Best Buy began testing shipping online orders from stores to customers’ homes four months ago, catching up to Nordstrom Inc., which has filled online orders from stores since 2009.
“My Best Buy,” which has 41 million active members, now lets shoppers redeem reward points and shop on a single site, bringing it up to speed with programs found everywhere from Dick’s Sporting Goods Inc. (DKS) to Panera Bread Co. (PNRA) Best Buy’s previous loyalty program, “Reward Zone,” wasn’t linked to BestBuy.com, forcing users to log onto both sites to turn points into purchases.
“It’s about catching up to where the site should have been,” Durchslag told analysts and investors on a conference call in June. “Because if you really go through the site, in some ways, it’s a time warp. It’s a 10-year time warp in some ways.”
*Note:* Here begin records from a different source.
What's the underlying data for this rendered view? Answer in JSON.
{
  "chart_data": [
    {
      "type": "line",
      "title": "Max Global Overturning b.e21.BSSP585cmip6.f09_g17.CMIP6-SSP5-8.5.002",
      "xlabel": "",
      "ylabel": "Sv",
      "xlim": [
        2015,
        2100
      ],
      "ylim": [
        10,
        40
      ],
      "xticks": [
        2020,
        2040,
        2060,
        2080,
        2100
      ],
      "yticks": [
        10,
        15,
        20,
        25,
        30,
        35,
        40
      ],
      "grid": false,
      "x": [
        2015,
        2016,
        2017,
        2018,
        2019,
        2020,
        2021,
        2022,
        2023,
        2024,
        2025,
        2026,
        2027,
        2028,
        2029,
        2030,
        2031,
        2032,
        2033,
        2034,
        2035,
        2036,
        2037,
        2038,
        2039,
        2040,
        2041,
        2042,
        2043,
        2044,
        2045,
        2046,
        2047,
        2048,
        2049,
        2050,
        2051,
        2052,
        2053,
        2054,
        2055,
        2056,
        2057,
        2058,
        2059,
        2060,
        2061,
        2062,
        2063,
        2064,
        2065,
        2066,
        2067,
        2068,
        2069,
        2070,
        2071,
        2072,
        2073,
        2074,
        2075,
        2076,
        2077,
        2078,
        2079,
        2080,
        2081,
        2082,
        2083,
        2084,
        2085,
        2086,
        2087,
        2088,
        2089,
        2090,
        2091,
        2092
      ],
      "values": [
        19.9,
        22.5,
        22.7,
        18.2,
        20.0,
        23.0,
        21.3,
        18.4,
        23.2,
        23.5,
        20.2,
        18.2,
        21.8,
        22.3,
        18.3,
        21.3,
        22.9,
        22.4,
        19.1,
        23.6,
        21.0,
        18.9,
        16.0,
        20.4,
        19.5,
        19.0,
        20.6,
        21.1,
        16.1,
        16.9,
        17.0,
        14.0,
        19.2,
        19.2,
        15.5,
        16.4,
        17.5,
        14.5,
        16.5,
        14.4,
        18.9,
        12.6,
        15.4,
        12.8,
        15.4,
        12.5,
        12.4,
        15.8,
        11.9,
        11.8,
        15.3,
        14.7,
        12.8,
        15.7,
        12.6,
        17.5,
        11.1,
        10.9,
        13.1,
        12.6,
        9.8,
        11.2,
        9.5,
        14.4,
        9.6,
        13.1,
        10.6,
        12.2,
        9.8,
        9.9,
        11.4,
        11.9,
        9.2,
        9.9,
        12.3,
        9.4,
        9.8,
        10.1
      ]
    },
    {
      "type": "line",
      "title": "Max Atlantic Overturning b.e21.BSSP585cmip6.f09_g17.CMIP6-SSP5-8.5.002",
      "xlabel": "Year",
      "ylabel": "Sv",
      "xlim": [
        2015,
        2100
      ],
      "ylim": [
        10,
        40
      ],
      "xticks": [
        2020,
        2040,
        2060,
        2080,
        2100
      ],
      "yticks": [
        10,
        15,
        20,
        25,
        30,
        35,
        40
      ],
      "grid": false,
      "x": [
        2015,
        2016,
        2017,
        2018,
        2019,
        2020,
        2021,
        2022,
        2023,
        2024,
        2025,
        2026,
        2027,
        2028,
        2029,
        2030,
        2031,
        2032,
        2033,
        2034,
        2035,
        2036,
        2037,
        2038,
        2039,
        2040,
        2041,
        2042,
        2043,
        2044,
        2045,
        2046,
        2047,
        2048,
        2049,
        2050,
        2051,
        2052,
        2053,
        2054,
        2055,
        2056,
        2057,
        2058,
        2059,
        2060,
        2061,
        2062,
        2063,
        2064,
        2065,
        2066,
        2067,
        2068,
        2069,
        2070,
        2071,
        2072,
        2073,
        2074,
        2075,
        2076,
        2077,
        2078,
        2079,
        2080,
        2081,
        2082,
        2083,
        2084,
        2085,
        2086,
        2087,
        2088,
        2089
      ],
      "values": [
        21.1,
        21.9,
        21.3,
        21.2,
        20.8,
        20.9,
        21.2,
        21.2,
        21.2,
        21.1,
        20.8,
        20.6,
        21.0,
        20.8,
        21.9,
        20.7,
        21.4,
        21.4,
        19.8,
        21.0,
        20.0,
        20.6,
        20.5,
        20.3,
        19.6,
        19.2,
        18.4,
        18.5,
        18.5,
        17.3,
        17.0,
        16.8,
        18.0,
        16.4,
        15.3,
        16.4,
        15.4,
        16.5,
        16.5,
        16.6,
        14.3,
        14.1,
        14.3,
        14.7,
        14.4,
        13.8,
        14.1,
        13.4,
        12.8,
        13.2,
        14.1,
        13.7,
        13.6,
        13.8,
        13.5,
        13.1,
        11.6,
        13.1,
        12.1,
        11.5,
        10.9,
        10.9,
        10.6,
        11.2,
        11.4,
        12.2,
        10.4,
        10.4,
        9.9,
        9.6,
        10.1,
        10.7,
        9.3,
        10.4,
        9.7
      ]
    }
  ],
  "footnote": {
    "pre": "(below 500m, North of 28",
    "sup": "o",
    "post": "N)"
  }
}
“My Best Buy” has some advanced features. Mobile-phone users earn points by clicking on an application while they’re in stores. The program has three membership tiers, and shoppers who make the top level by spending $3,500 or more a year get free expedited shipping on purchases and 45 days to make returns and exchanges.
Best Buy is now “actually rewarding loyalty, similar to hotels and airlines,” Gary Balter, an analyst at Credit Suisse Group AG in New York, wrote in a note Sept. 17. He rates the shares outperform, the equivalent of a buy.
The changes so far helped Best Buy’s online sales rise 11 percent in its second quarter, the seventh straight quarter of gains of 10 percent or greater. That growth still trails Seattle-based Amazon, the world’s largest online retailer, which boosted North American electronics and other general merchandise sales 31 percent in the comparable period. Best Buy generated U.S. online sales of $477 million, or 6.1 percent of domestic revenue, in the second quarter. That’s down from 6.2 percent in the first quarter.
Amazon declined to make executives available for interviews through Mary Osako, a spokeswoman.
By the holidays, Best Buy plans to expand its store-to-home delivery service to more than 200 stores from 50, Joly told analysts last month.
The expansion may help the chain move more inventory that otherwise may have gone unsold or required deep discounts to clear, said Tom Kamp, who helps manage $15 billion, including 785,700 Best Buy shares, as president and chief investment officer at Cornerstone Capital Management in Edina, Minnesota.
“There is not any one magic bullet,” Kamp said in a telephone interview, “just a lot of basic blocking and tackling that’s beginning to get things turned in the right direction.”